Lydia Hrustic from DK Insights sees the untapped potential, “this is a primed audience; people who are craving stimulation and interaction. Businesses now have a chance to connect with people in transit like never before.” In the past brands were literally sitting on the sidelines, advertising through generic highway billboards and distributing through ubiquitous petrol stations that held no sense of place. Today, brands can become an integrated and valued part of the journey. And the opportunities are open to organisations small and large. Low cost and scalable digital interactions cost a fraction of traditionally expensive, limited and static billboards. For example, the BBC will accompany you down Stane Street (the 56 mile Roman Road connecting London and Chichester), offering an immersive history lesson on local life during Roman rule using augmented reality on the windshield. By seamlessly weaving brand encounters into daily life, at the most relevant moment, companies are connecting with people on a deeper level.
Demonstrating the flexibility of the app, Forked Road has partnered with London Coffee Collective to encourage people to walk to work everyday in September (coinciding with Britain’s obesity action month). The app will map a unique route each day that includes an independent coffee shop and point of interest (hidden vantage point, boot camp class or breakfast seminar). The daily dose of urban discovery breaks the groundhog day bind and achieves commercial and social outcomes. Forked Road is already being credited with stimulating a renaissance of local business and many advocates believe it has the power to help reknit our strained national fabric: strengthening our sense of community from the grassroots.

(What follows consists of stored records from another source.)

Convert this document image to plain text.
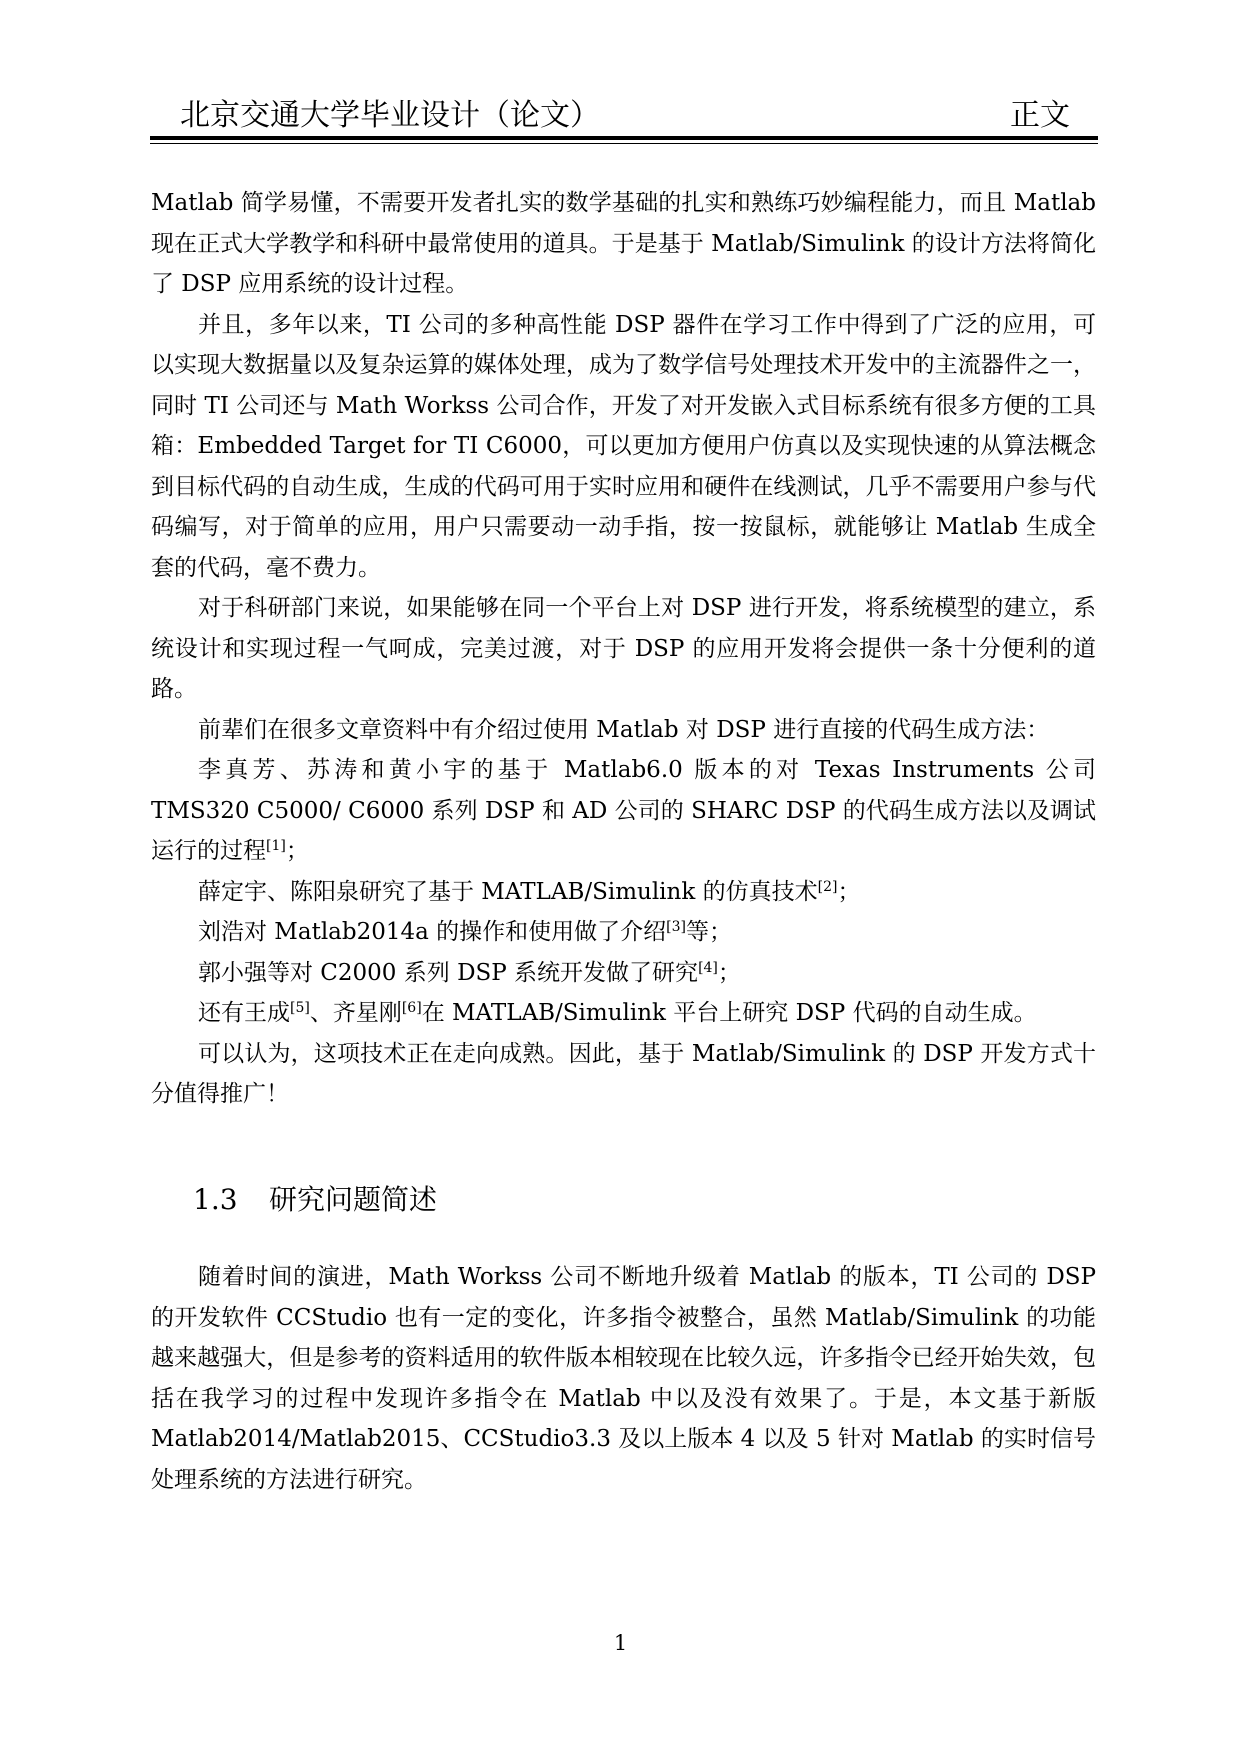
北京交通大学毕业设计（论文）	正文

Matlab 简学易懂，不需要开发者扎实的数学基础的扎实和熟练巧妙编程能力，而且 Matlab 现在正式大学教学和科研中最常使用的道具。于是基于 Matlab/Simulink 的设计方法将简化了 DSP 应用系统的设计过程。

并且，多年以来，TI 公司的多种高性能 DSP 器件在学习工作中得到了广泛的应用，可以实现大数据量以及复杂运算的媒体处理，成为了数学信号处理技术开发中的主流器件之一， 同时 TI 公司还与 Math Workss 公司合作，开发了对开发嵌入式目标系统有很多方便的工具箱：Embedded Target for TI C6000，可以更加方便用户仿真以及实现快速的从算法概念到目标代码的自动生成，生成的代码可用于实时应用和硬件在线测试，几乎不需要用户参与代码编写，对于简单的应用，用户只需要动一动手指，按一按鼠标，就能够让 Matlab 生成全套的代码，毫不费力。

对于科研部门来说，如果能够在同一个平台上对 DSP 进行开发，将系统模型的建立，系统设计和实现过程一气呵成，完美过渡，对于 DSP 的应用开发将会提供一条十分便利的道路。

前辈们在很多文章资料中有介绍过使用 Matlab 对 DSP 进行直接的代码生成方法：

李真芳、苏涛和黄小宇的基于 Matlab6.0 版本的对 Texas Instruments 公司 TMS320 C5000/ C6000 系列 DSP 和 AD 公司的 SHARC DSP 的代码生成方法以及调试运行的过程[1]；

薛定宇、陈阳泉研究了基于 MATLAB/Simulink 的仿真技术[2]；

刘浩对 Matlab2014a 的操作和使用做了介绍[3]等；

郭小强等对 C2000 系列 DSP 系统开发做了研究[4]；

还有王成[5]、齐星刚[6]在 MATLAB/Simulink 平台上研究 DSP 代码的自动生成。

可以认为，这项技术正在走向成熟。因此，基于 Matlab/Simulink 的 DSP 开发方式十分值得推广！

1.3 研究问题简述

随着时间的演进，Math Workss 公司不断地升级着 Matlab 的版本，TI 公司的 DSP 的开发软件 CCStudio 也有一定的变化，许多指令被整合，虽然 Matlab/Simulink 的功能越来越强大，但是参考的资料适用的软件版本相较现在比较久远，许多指令已经开始失效，包括在我学习的过程中发现许多指令在 Matlab 中以及没有效果了。于是，本文基于新版 Matlab2014/Matlab2015、CCStudio3.3 及以上版本 4 以及 5 针对 Matlab 的实时信号处理系统的方法进行研究。

1
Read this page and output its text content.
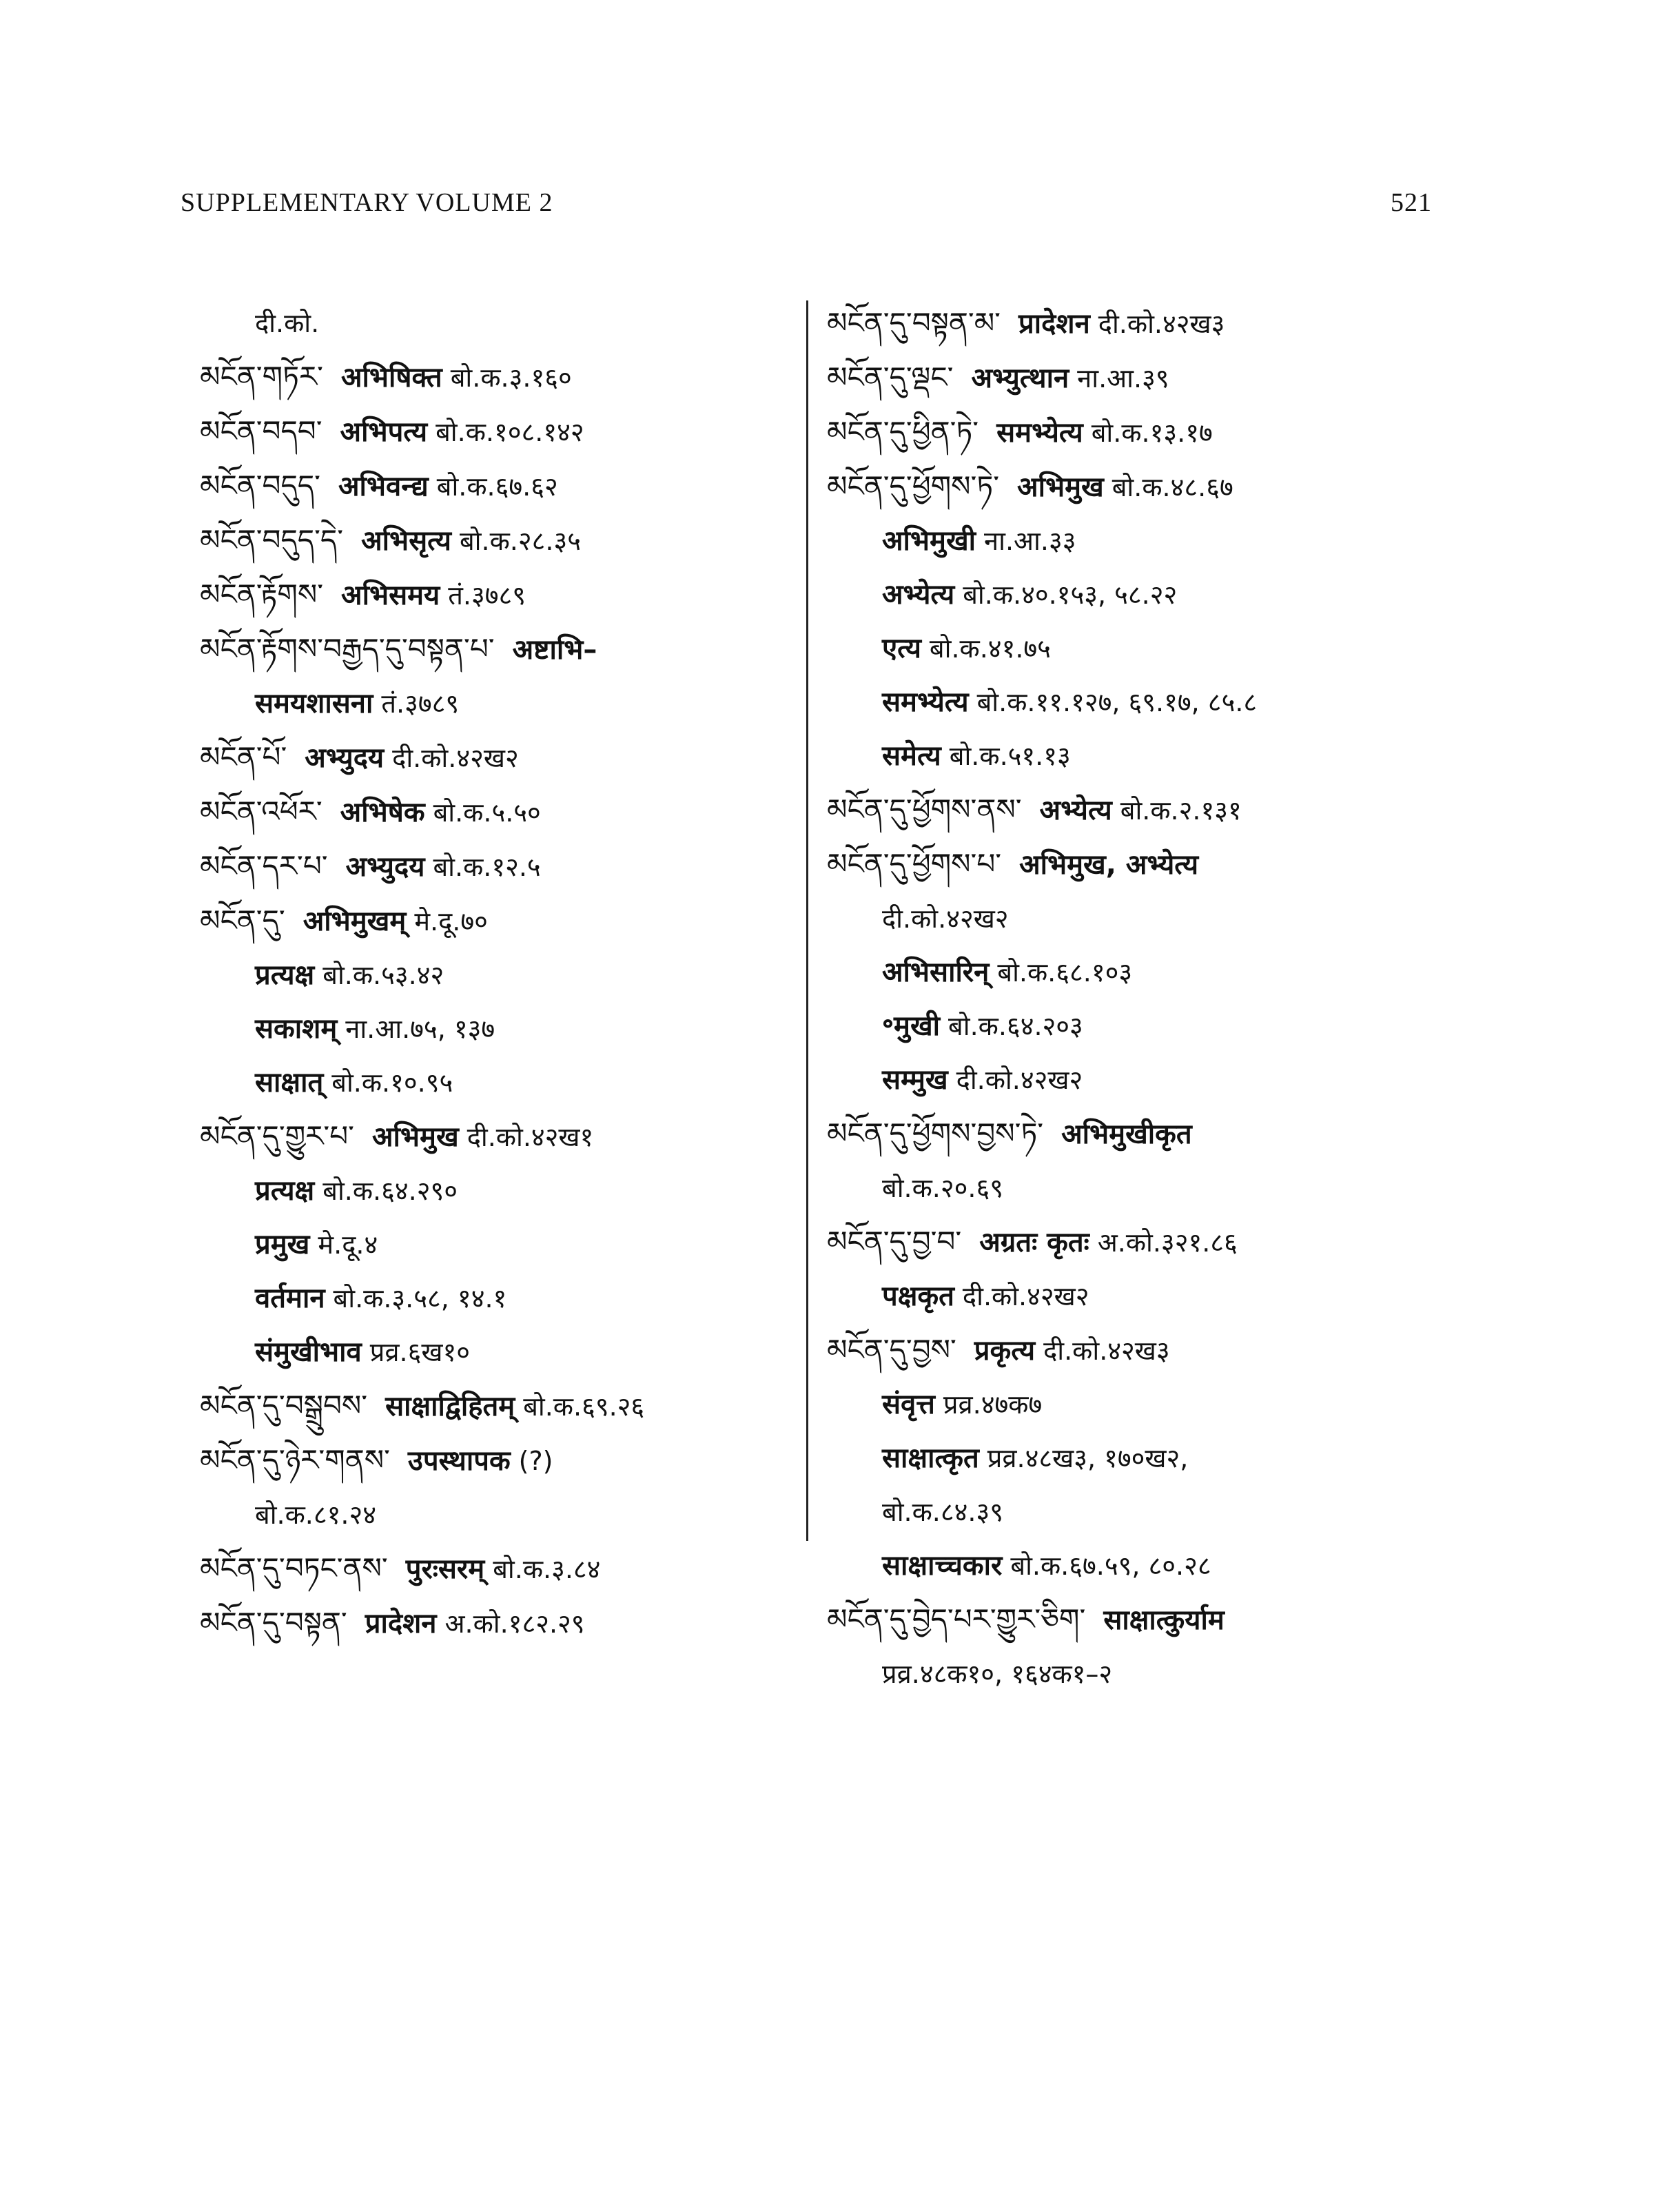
SUPPLEMENTARY VOLUME 2	521
दी.को.
མངོན་གཏོར་ अभिषिक्त बो.क.३.१६०
མངོན་བདབ་ अभिपत्य बो.क.१०८.१४२
མངོན་བདུད་ अभिवन्द्य बो.क.६७.६२
མངོན་བདུད་དེ་ अभिसृत्य बो.क.२८.३५
མངོན་རྟོགས་ अभिसमय तं.३७८९
མངོན་རྟོགས་བརྒྱད་དུ་བསྟན་པ་ अष्टाभि–
समयशासना तं.३७८९
མངོན་པོ་ अभ्युदय दी.को.४२ख२
མངོན་འཕོར་ अभिषेक बो.क.५.५०
མངོན་དར་པ་ अभ्युदय बो.क.१२.५
མངོན་དུ་ अभिमुखम् मे.दू.७०
प्रत्यक्ष बो.क.५३.४२
सकाशम् ना.आ.७५, १३७
साक्षात् बो.क.१०.९५
མངོན་དུ་གྱུར་པ་ अभिमुख दी.को.४२ख१
प्रत्यक्ष बो.क.६४.२९०
प्रमुख मे.दू.४
वर्तमान बो.क.३.५८, १४.१
संमुखीभाव प्रव्र.६ख१०
མངོན་དུ་བསྒྲུབས་ साक्षाद्विहितम् बो.क.६९.२६
མངོན་དུ་ཉེར་གནས་ उपस्थापक (?)
बो.क.८१.२४
མངོན་དུ་བཏང་ནས་ पुरःसरम् बो.क.३.८४
མངོན་དུ་བསྟན་ प्रादेशन अ.को.१८२.२९
མངོན་དུ་བསྟན་མ་ प्रादेशन दी.को.४२ख३
མངོན་དུ་ལྡང་ अभ्युत्थान ना.आ.३९
མངོན་དུ་ཕྱིན་ཏེ་ समभ्येत्य बो.क.१३.१७
མངོན་དུ་ཕྱོགས་ཏེ་ अभिमुख बो.क.४८.६७
अभिमुखी ना.आ.३३
अभ्येत्य बो.क.४०.१५३, ५८.२२
एत्य बो.क.४१.७५
समभ्येत्य बो.क.११.१२७, ६९.१७, ८५.८
समेत्य बो.क.५१.१३
མངོན་དུ་ཕྱོགས་ནས་ अभ्येत्य बो.क.२.१३१
མངོན་དུ་ཕྱོགས་པ་ अभिमुख, अभ्येत्य
दी.को.४२ख२
अभिसारिन् बो.क.६८.१०३
॰मुखी बो.क.६४.२०३
सम्मुख दी.को.४२ख२
མངོན་དུ་ཕྱོགས་བྱས་ཏེ་ अभिमुखीकृत
बो.क.२०.६९
མངོན་དུ་བྱ་བ་ अग्रतः कृतः अ.को.३२१.८६
पक्षकृत दी.को.४२ख२
མངོན་དུ་བྱས་ प्रकृत्य दी.को.४२ख३
संवृत्त प्रव्र.४७क७
साक्षात्कृत प्रव्र.४८ख३, १७०ख२,
बो.क.८४.३९
साक्षाच्चकार बो.क.६७.५९, ८०.२८
མངོན་དུ་བྱེད་པར་གྱུར་ཅིག་ साक्षात्कुर्याम
प्रव्र.४८क१०, १६४क१–२
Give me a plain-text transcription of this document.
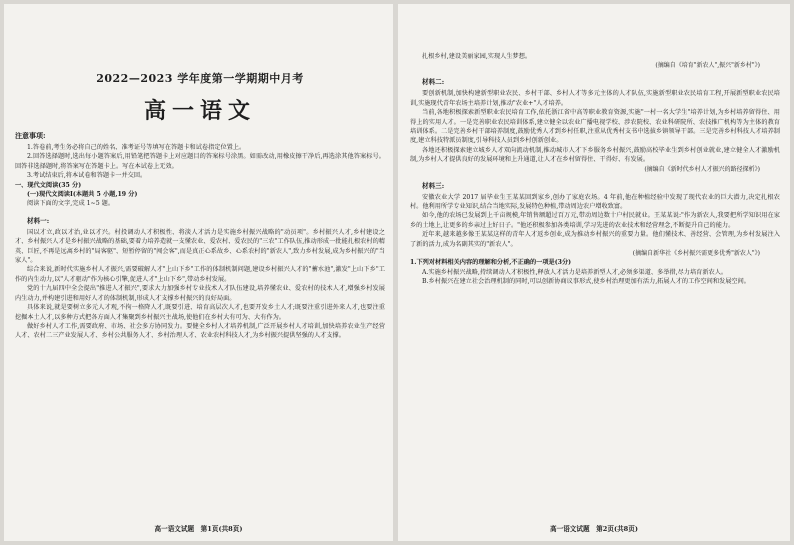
2022—2023 学年度第一学期期中月考
高一语文
注意事项:
1.答卷前,考生务必将自己的姓名、准考证号等填写在答题卡和试卷指定位置上。
2.回答选择题时,选出每小题答案后,用铅笔把答题卡上对应题目的答案标号涂黑。如需改动,用橡皮擦干净后,再选涂其他答案标号。回答非选择题时,将答案写在答题卡上。写在本试卷上无效。
3.考试结束后,将本试卷和答题卡一并交回。
一、现代文阅读(35 分)
(一)现代文阅读Ⅰ(本题共 5 小题,19 分)
阅读下面的文字,完成 1~5 题。
材料一:
国以才立,政以才治,业以才兴。村投调动人才积极性、将淡人才活力是实施乡村振兴战略的"动员项"。乡村振兴人才,乡村建设之才、乡村振兴人才是乡村振兴战略的基础,要着力培养造就一支懂农业、爱农村、爱农民的"三农"工作队伍,推动形成一批能扎根农村的精英、巨匠,不再是远离乡村的"局客驱"、短暂停留的"闯会客",而是真正心系故乡、心系农村的"新农人",致力乡村发展,成为乡村振兴的"当家人"。
综合来说,新时代实施乡村人才振兴,需要破解人才"上山下乡"工作的体制机制问题,建设乡村振兴人才的"蓄水池",激发"上山下乡"工作的内生动力,以"人才驱动"作为核心引擎,促进人才"上山下乡",带动乡村发展。
党的十九届四中全会提出"推进人才振兴",要求大力加强乡村专业技术人才队伍建设,培养懂农业、爱农村的技术人才,增强乡村发展内生动力,并构建引进和用好人才的体制机制,形成人才支撑乡村振兴的良好局面。
具体来说,就是要树立多元人才观,不拘一格降人才,既要引进、培育高层次人才,也要开发乡土人才;既要注重引进外来人才,也要注重挖掘本土人才,以多种方式把各方面人才集聚到乡村振兴主战场,使他们在乡村大有可为、大有作为。
做好乡村人才工作,需要政府、市场、社会多方协同发力。要健全乡村人才培养机制,广泛开展乡村人才培训,加快培养农业生产经营人才、农村二三产业发展人才、乡村公共服务人才、乡村治理人才、农业农村科技人才,为乡村振兴提供坚强的人才支撑。
高一语文试题　第1页(共8页)
扎根乡村,建设美丽家园,实现人生梦想。
(摘编自《培育"新农人",振兴"新乡村"》)
材料二:
要创新机制,加快构建新型职业农民、乡村干部、乡村人才等多元主体的人才队伍,实施新型职业农民培育工程,开展新型职业农民培训,实施现代青年农场主培养计划,推动"农业+"人才培养。
当前,各地积极探索新型职业农民培育工作,依托浙江省中高等职业教育资源,实施"一村一名大学生"培养计划,为乡村培养留得住、用得上的实用人才。一是完善职业农民培训体系,建立健全以农业广播电视学校、涉农院校、农业科研院所、农技推广机构等为主体的教育培训体系。二是完善乡村干部培养制度,鼓励优秀人才到乡村任职,注重从优秀村支书中选拔乡镇领导干部。三是完善乡村科技人才培养制度,建立科技特派员制度,引导科技人员到乡村创新创业。
各地还积极探索建立城乡人才双向流动机制,推动城市人才下乡服务乡村振兴,鼓励高校毕业生到乡村创业就业,建立健全人才激励机制,为乡村人才提供良好的发展环境和上升通道,让人才在乡村留得住、干得好、有发展。
(摘编自《新时代乡村人才振兴的路径探析》)
材料三:
安徽农业大学 2017 届毕业生王某某回到家乡,创办了家庭农场。4 年前,他在种植经验中发现了现代农业的巨大潜力,决定扎根农村。他利用所学专业知识,结合当地实际,发展特色种植,带动周边农户增收致富。
如今,他的农场已发展到上千亩规模,年销售额超过百万元,带动周边数十户村民就业。王某某说:"作为新农人,我要把所学知识用在家乡的土地上,让更多的乡亲过上好日子。"他还积极参加各类培训,学习先进的农业技术和经营理念,不断提升自己的能力。
近年来,越来越多像王某某这样的青年人才返乡创业,成为推动乡村振兴的重要力量。他们懂技术、善经营、会管理,为乡村发展注入了新的活力,成为名副其实的"新农人"。
(摘编自新华社《乡村振兴需更多优秀"新农人"》)
1.下列对材料相关内容的理解和分析,不正确的一项是(3分)
A.实施乡村振兴战略,持续调动人才积极性,释放人才活力是培养新型人才,必须多渠道、多举措,尽力培育新农人。
B.乡村振兴在建立社会治理机制的同时,可以创新协商议事形式,使乡村治理更加有活力,拓展人才的工作空间和发展空间。
高一语文试题　第2页(共8页)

Forked Road has achieved what many sought to do before – a truly connected journey. The application brings together people, retail, services and brands to share resources, spark new relationships and facilitate discovery. Instead of regarding travel time as something to cure, Forked Road turns it into an anticipated delight, recruiting our senses and plugging us back into the present.
What is the opportunity for travel and transport brands? Key considerations:
- Understand the passenger mentality and how to entertain and educate during idle moments in transit.
- Consider your brand’s role within the environment you operate. How can you add value to landscapes and landmarks, making them as exciting and emotive as the final destination?
- How can technology be used to bring consumer surroundings to life in tangible, visceral ways?